Several systems have emerged that also offer DeFi lending services like Dharma Lever, Compound and Celsius Network. Other services, like dYdX and Nuo, allow you to short, hedge or margin trade. Prediction markets are also an emerging decentralized financial service, with Augur being the most relevant example. Consistent among all of these services, and all that decentralized finance has to offer, is that it requires no third party, bank or clearing house, and often is entirely permissionless.

DeFi and Bitcoin

Bitcoin itself, at the most basic level, may be considered the original decentralized finance project. People who use Bitcoin are already acting as their own banks (as long as they control their own private keys) and can permissionlessly exchange value with whomever they want, anywhere. While this the simplest form of decentralized finance, it may also be the most powerful. Bitcoin users are able to open up “bank accounts,” or new wallets, in seconds. They can securely store their wealth in a value that is protected by mathematics from random inflation and can spend this value however they want.

The question of whether or not more sophisticated, decentralized financial services will migrate to Bitcoin is not a matter of if, but when. Over time, Bitcoin sidechains may be able to provide services similar to what we are seeing on Ethereum. Today, however, Ethereum is much better designed to handle DeFi services due to its complex smart contract capabilities.

Nonetheless, new projects are already being envisioned on Bitcoin, like Bitcoin Hivemind. According to the website, Hivemind is a “Peer-to-Peer Oracle Protocol which absorbs accurate data into a blockchain so that Bitcoin users can speculate in Prediction Markets.”

Why Is DeFi Growing?

Decentralized finance is becoming popular for several key reasons, which are all parallel to the ethos of Bitcoin itself. There are no banks on which people need to rely, no trust is needed to interact with the other party, access is available 24/7 and settlements are relatively fast.

And the numbers speak for themselves. As of March 2019, the amount of value locked in DeFi projects stands at $338 million, according to Delphi Digital’s thematic overview of DeFi. The research firm’s overview showcases the popular DeFi services, which they categorize by “DEXs,” “Lending and Borrowing” protocols and “Derivatives, Margin Trading, & Prediction Markets.”
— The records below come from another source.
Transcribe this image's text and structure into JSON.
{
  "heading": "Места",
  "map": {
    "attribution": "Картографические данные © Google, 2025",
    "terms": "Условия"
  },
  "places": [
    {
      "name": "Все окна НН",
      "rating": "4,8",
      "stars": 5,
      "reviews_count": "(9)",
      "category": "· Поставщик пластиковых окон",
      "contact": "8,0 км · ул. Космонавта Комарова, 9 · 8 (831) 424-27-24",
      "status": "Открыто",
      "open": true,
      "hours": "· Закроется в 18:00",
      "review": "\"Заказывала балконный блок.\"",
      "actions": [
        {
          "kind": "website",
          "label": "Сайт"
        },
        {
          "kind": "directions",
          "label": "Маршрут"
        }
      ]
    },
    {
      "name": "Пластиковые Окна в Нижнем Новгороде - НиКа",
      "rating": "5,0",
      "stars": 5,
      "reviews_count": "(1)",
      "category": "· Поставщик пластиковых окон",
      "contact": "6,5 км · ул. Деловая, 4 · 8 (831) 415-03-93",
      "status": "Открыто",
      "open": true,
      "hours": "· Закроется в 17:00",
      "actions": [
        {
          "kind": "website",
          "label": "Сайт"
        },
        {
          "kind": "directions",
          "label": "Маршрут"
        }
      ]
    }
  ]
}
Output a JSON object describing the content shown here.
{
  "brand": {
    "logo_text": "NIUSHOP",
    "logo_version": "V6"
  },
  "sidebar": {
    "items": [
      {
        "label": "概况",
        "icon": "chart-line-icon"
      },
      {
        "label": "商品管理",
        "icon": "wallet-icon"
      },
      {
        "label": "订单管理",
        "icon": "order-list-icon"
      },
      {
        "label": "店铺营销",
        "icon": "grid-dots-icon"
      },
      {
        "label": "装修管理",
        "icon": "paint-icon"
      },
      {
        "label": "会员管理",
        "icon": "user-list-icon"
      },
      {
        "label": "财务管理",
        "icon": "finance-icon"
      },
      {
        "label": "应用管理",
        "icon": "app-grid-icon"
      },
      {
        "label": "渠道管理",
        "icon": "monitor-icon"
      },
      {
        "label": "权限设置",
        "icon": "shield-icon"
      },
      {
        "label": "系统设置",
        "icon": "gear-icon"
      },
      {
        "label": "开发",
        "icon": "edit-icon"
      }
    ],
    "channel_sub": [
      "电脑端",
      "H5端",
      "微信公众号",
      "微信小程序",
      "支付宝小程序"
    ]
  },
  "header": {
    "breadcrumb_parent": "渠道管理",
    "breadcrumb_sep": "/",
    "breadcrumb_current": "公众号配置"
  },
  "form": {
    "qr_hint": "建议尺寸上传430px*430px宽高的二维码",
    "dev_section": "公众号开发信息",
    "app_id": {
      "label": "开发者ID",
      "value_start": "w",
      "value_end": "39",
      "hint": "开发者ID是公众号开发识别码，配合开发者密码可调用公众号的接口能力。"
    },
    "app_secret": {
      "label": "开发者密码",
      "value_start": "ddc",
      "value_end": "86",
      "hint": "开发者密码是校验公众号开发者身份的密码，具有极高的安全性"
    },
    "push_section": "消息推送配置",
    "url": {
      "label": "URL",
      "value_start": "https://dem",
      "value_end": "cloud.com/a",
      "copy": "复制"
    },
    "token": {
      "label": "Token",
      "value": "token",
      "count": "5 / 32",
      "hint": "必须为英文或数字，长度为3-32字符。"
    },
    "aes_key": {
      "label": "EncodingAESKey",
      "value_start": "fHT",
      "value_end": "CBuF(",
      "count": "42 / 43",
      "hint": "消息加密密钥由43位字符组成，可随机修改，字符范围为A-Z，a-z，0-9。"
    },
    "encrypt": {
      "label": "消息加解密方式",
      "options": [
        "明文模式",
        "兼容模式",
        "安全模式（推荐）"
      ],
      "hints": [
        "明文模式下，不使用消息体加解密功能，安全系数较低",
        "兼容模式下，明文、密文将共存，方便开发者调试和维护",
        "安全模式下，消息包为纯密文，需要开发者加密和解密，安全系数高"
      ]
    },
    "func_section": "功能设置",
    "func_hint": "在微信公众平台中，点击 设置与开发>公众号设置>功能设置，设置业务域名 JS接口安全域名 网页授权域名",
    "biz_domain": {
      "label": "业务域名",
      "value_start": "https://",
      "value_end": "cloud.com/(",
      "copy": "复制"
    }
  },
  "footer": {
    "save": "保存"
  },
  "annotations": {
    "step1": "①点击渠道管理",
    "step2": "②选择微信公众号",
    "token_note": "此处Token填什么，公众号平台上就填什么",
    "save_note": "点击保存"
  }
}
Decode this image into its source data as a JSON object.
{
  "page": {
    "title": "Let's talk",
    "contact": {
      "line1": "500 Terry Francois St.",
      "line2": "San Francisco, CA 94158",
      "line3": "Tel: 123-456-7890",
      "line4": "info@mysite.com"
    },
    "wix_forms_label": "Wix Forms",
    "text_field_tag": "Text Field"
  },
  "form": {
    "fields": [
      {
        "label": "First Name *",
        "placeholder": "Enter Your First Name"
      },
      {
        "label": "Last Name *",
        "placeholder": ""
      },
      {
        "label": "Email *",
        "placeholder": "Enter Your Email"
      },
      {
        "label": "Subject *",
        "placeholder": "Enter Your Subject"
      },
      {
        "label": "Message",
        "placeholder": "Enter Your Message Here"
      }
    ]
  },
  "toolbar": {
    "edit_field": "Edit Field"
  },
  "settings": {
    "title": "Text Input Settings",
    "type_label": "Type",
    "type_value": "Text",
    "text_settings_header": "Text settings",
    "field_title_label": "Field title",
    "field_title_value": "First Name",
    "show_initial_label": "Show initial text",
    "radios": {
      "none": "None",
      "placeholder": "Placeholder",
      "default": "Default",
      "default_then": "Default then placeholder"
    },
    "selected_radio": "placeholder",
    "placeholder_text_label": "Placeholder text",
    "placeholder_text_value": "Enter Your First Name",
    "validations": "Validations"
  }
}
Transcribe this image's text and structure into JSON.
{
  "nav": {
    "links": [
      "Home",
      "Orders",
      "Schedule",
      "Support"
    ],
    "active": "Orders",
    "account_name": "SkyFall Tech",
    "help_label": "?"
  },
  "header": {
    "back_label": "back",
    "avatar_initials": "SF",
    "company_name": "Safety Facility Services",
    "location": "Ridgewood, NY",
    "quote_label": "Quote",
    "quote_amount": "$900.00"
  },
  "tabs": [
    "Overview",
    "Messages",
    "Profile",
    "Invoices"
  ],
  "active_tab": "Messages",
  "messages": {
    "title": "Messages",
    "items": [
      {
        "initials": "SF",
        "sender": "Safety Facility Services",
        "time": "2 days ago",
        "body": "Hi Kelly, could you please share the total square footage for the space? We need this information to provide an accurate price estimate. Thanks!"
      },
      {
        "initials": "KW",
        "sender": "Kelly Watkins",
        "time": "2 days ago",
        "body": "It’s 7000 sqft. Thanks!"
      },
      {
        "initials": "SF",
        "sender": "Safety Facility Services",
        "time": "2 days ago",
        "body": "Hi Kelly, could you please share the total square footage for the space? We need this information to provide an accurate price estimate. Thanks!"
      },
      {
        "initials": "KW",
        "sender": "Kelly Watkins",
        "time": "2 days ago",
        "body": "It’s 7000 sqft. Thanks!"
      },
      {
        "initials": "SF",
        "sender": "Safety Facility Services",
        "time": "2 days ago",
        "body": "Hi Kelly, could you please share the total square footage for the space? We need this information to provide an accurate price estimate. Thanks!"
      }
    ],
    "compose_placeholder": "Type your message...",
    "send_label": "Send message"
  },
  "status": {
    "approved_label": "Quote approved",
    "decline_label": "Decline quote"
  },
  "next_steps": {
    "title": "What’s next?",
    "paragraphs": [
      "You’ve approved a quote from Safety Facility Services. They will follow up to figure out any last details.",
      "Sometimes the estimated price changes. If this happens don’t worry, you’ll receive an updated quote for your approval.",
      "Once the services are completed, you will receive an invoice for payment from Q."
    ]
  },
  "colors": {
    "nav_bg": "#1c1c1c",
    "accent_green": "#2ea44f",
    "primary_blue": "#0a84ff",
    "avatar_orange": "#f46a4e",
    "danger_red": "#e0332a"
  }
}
Delphi also cited potential benefits of DeFi as being permissionless, censorship resistant, immutable, programmable and offering minimal counterparty risk. An important note, however, is that the report did not address the potential systematic risks of decentralized finance. Rather, it cited only near-term concerns, which touch on the notion that decentralized finance results in “non-existent links to physical/traditional assets” as well as “limited on-chain throughput” and “limited product/market fit.”